Busque, meu amigo, esta mesma sabedoria. Repito que, o sofrimento que lhe atinge agora, vai atingir de forma variada todos os seres vivos. Com você aconteceu agora, talvez mais cedo do que é comum, mais isto lhe dá uma chance de aprender a dominar o sofrimento mais cedo. Esta é a primeira reflexão que quero compartilhar contigo. Você está doente, é fato, mas também está diante da essência do bem viver: a possibilidade de crescer e dominar o sofrimento. Pense um pouco nisto.

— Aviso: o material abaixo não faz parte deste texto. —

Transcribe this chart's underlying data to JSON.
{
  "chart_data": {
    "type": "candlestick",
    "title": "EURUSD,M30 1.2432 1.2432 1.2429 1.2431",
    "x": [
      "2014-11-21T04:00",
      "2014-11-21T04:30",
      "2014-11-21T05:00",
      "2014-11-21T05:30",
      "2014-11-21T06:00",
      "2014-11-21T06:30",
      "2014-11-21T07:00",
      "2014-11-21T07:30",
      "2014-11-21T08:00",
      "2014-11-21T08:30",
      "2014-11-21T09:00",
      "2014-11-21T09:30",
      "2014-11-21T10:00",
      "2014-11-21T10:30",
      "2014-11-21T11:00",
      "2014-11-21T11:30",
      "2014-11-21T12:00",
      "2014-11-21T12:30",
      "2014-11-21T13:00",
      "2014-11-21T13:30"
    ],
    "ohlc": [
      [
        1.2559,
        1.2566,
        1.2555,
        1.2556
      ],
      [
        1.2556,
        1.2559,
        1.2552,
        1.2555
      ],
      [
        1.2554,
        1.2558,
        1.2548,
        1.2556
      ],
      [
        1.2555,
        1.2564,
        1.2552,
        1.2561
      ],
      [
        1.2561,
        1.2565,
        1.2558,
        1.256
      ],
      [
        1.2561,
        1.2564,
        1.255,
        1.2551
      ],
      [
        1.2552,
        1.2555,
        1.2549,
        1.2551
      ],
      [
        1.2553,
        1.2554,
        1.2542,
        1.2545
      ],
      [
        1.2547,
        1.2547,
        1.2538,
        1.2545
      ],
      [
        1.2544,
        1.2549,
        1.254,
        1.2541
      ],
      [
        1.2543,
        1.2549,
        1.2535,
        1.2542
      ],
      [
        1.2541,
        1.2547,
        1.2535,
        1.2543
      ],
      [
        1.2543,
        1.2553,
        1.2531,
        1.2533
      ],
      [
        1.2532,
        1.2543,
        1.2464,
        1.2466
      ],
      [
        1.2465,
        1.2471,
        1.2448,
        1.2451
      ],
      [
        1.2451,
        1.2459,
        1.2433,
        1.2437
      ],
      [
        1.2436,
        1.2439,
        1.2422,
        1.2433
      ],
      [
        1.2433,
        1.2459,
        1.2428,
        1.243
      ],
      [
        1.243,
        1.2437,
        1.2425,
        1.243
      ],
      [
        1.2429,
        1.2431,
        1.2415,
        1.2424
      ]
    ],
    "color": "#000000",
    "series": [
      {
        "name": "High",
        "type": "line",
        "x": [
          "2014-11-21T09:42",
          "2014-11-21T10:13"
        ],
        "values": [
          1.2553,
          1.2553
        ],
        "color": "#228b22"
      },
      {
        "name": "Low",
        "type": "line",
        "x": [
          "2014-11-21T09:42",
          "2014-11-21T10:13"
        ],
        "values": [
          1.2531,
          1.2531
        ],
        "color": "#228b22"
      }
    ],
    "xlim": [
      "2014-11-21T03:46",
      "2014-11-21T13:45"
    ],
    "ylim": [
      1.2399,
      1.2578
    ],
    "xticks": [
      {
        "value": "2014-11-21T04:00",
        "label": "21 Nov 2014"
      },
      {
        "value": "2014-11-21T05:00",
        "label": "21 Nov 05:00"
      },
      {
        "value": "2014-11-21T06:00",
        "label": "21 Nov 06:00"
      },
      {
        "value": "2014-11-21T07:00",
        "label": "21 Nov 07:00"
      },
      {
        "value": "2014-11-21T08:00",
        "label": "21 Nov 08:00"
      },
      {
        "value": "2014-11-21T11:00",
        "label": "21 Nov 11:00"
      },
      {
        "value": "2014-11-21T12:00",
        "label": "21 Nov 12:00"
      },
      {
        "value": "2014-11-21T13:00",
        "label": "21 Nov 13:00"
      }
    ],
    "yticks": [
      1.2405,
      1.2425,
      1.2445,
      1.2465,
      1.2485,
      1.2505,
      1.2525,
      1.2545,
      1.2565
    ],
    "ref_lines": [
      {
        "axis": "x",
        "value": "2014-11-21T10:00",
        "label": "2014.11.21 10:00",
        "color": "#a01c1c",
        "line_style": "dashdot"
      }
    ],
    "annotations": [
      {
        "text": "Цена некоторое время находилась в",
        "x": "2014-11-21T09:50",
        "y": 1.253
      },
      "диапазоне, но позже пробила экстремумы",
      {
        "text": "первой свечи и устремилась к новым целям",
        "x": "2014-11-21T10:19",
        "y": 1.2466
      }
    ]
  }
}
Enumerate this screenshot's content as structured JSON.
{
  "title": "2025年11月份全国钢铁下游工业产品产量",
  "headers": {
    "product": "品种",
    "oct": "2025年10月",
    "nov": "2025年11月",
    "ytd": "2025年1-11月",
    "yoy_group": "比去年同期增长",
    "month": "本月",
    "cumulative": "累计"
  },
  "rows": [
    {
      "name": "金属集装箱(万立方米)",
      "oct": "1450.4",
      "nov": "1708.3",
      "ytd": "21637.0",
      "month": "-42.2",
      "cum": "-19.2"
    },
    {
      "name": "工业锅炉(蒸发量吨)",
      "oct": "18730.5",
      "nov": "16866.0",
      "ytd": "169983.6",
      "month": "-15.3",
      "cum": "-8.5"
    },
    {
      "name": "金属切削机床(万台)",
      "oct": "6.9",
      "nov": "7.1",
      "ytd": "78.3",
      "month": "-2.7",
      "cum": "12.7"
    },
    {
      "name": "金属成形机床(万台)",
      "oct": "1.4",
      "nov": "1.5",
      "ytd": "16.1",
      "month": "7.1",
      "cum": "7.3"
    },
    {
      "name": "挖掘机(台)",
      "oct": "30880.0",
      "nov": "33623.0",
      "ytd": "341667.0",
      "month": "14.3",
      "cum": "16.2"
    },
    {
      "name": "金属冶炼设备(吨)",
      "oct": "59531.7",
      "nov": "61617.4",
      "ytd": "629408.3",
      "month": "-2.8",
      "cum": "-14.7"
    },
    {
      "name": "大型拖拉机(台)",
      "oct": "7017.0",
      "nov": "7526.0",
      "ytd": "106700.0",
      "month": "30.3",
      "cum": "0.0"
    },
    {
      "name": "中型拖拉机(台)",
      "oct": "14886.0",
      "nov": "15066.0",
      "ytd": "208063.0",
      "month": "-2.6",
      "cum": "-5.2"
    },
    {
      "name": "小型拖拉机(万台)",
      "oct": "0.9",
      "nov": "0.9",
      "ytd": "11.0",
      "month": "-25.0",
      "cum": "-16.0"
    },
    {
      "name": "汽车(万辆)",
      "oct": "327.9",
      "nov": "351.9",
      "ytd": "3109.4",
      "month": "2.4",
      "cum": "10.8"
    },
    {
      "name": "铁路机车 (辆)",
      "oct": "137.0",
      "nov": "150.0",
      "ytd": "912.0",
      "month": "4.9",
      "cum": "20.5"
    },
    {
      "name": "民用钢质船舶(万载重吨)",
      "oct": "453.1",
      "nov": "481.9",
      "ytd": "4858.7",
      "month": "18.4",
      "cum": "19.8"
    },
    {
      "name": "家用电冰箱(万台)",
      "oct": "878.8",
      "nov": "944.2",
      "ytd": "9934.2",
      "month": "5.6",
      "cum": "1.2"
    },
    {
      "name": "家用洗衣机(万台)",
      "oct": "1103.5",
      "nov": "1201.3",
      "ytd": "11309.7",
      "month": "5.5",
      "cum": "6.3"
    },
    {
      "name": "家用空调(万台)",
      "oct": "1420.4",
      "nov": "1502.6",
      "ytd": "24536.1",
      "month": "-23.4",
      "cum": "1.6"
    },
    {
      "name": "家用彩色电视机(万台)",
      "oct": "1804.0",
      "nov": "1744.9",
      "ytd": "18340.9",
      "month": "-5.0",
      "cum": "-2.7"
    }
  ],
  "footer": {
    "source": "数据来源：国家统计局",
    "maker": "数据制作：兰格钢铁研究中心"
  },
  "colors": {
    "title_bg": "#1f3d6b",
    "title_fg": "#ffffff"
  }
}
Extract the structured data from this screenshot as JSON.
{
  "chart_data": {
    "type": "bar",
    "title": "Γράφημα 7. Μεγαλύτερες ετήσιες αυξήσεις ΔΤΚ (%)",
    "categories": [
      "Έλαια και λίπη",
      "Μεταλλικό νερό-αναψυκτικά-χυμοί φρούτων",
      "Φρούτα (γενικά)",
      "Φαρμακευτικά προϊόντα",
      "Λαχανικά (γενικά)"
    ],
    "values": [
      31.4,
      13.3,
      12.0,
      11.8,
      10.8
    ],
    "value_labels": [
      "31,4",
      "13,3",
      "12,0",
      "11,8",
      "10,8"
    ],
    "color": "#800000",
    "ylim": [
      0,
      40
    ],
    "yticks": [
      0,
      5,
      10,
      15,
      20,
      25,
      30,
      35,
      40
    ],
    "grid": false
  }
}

Vamos trocando mensagens. Quero lhe falar do medo na próxima.
Abraço.
E força na luta.
Luis Fernando
Evandro Mangueira
22 de agosto de 2013
Boa reflexão, também a vida como uma série de fatalidades e caos que devemos contornar e nos mantermos vivos, pois que não seja conformismo, mas que também não seja vitimismo. Desejo sorte ao seu amigo e também força!
Walter Chaves
23 de agosto de 2013
Grande Fernando! Fiquei tocado e pretendo seguir essas cartas.
Pensarei no seu amigo durante essa leitura e com isso contribuir, da minha forma, para o conforto dele. Abraço.
Carla Betta
24 de agosto de 2013
Saudades do tempo das cartas, dos longos emails, de correspondências com conteúdo e conversas!